My buddy Landon and I booked a day with Orvis endorsed fly fishing guide Rob Woodruff to go chase some Lake Welsh largemouth. Landon and I arrived at Lake Welsh early this morning as the lake was completely fogged in. After getting the boat launched and getting our gear situated we had bass chasing bait into the bank not 20 feet from the beached boat. A promising sign to a morning that started off a little slow. A cold front passed through a few days ago and we were dealing with high pressure and a clear blue bird sky. Defiantly not the best of conditions but we knew we would stick some fish. It was probably late morning before we brought our first fish to the boat. A nice chunky bass with great colors that ate a dumbbell crystal bugger. Through out the day the fish catching remained sporadic. We picked up probably 6-8 fish throughout the day. As the sun began to set and most the other anglers on the lake had already called it a day Rob took us to some of his favorite spots on the lake. As the evening shadows began to elongate on the the water I switched flies to a Dahlberg diver. Casting to the edges of cattails it wasn't long before a nice bass inhales the fly simultaneously the classic sound of your flyline getting zipped off the water and tight to a fish. For the next hour of daylight that scene replayed itself at least half a dozen times.
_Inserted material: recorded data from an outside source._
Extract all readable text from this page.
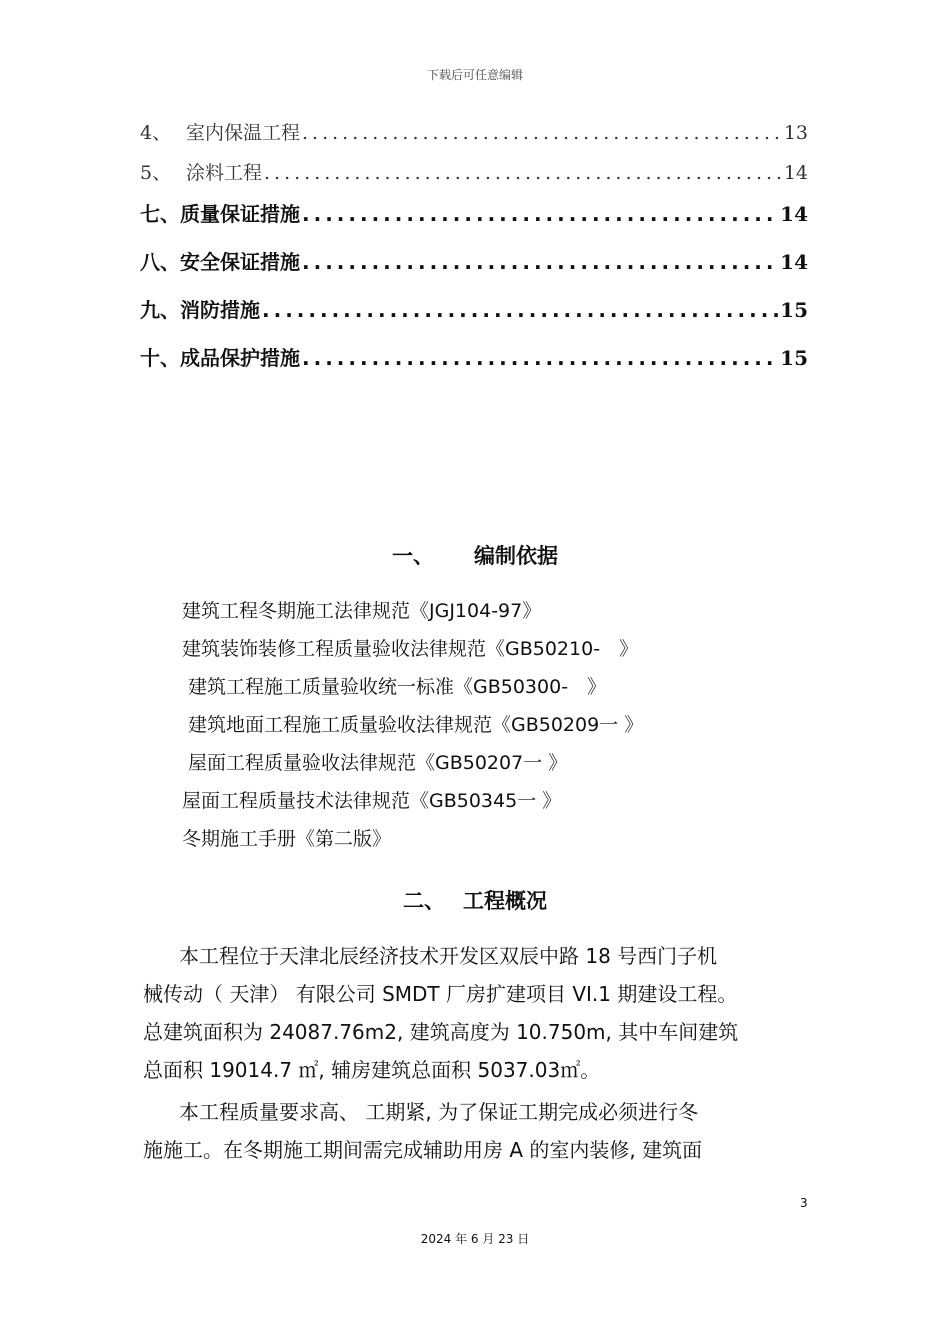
下载后可任意编辑
4、 室内保温工程 .....	13
5、 涂料工程 .....	14
七、 质量保证措施 .....	14
八、 安全保证措施 .....	14
九、 消防措施 .....	15
十、 成品保护措施 .....	15
一、 编制依据
建筑工程冬期施工法律规范《JGJ104-97》
建筑装饰装修工程质量验收法律规范《GB50210-　》
建筑工程施工质量验收统一标准《GB50300-　》
建筑地面工程施工质量验收法律规范《GB50209一 》
屋面工程质量验收法律规范《GB50207一 》
屋面工程质量技术法律规范《GB50345一 》
冬期施工手册《第二版》
二、 工程概况
本工程位于天津北辰经济技术开发区双辰中路 18 号西门子机
械传动（ 天津） 有限公司 SMDT 厂房扩建项目 VI.1 期建设工程。
总建筑面积为 24087.76m2, 建筑高度为 10.750m, 其中车间建筑
总面积 19014.7 ㎡, 辅房建筑总面积 5037.03㎡。
本工程质量要求高、 工期紧, 为了保证工期完成必须进行冬
施施工。在冬期施工期间需完成辅助用房 A 的室内装修, 建筑面
3
2024 年 6 月 23 日
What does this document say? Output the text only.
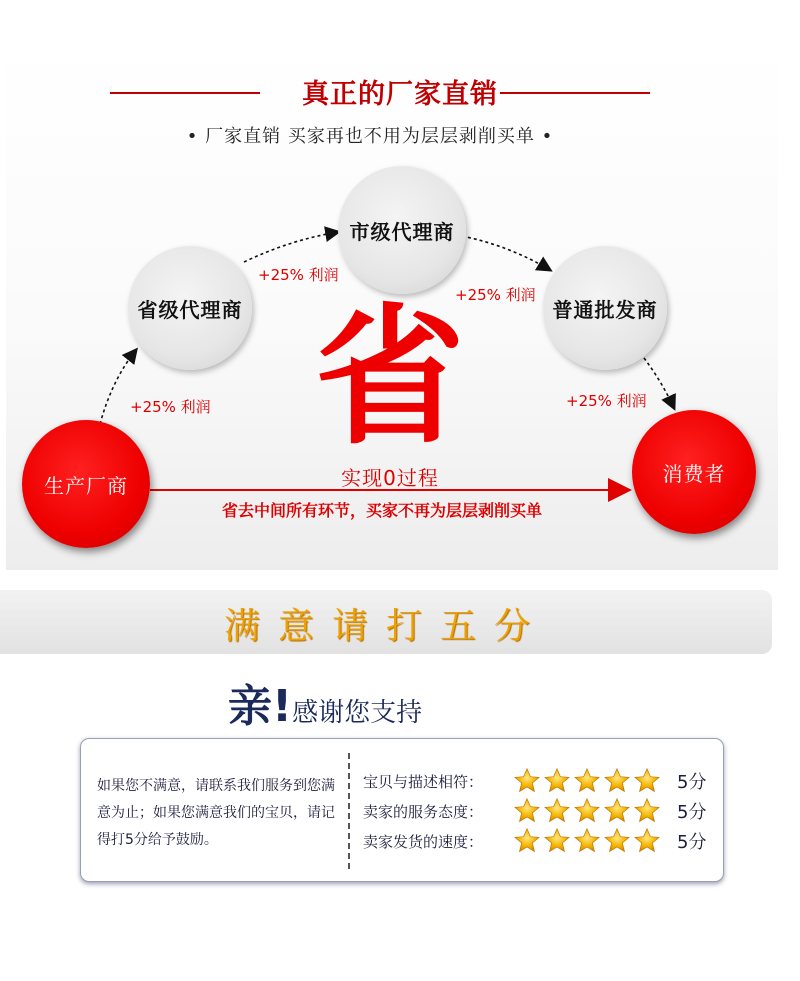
真正的厂家直销
• 厂家直销 买家再也不用为层层剥削买单 •
省级代理商
市级代理商
普通批发商
生产厂商	消费者
+25% 利润
+25% 利润
+25% 利润	+25% 利润
省
实现0过程
省去中间所有环节，买家不再为层层剥削买单
满意请打五分
亲!感谢您支持
如果您不满意，请联系我们服务到您满意为止；如果您满意我们的宝贝，请记得打5分给予鼓励。
宝贝与描述相符：	5分
卖家的服务态度：	5分
卖家发货的速度：	5分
January bass on a Dahlberg Diver.
Landon working some cattails.
Clear water enables you to see most strikes.
So the next time the winter time blues start setting in as a result of short days, too much couch time while watching televised sports. The below lakes offer anglers a cure for the winter doldrums. ***Some of the coal plants on these lakes run year round, some are turned on and shut down depending on power demand. So make sure to research the below lakes as some of these lakes are not going to produce warm water all winter long***
-Martin Creek Lake
-Decker (Walter E. Long)
Rods, Flies and Leaders
- Rods should be in the 6-8wt range. You standard 9' rod will work but my all time favorite bass fly rod is TFO's Mini Mag series rod.
-Flies....What wont a largemouth eat? Generally speaking flies should consist of varies poppers, Dahlberg divers and other topwater patterns that push water and make noise. Subsurface patterns should be various streamers with weed guards or ride hook point up. There are so many innovative streamers on the market right now to choose from its mind boggling. I don't think you can go wrong with any of them. Suggested colors will be the standard chartreuse/white, all white, white tan, perch and fire tiger combinations. One fly I have always had good luck with is a dumbbell cyrstal woolly bugger in olive.
-Leaders are pretty standard. I just use 3-4 feet of 20lb flouro attached to 3-4 feet of 12lb flouro. I use loop knots to connect the 2 sections of flouro and your good to go.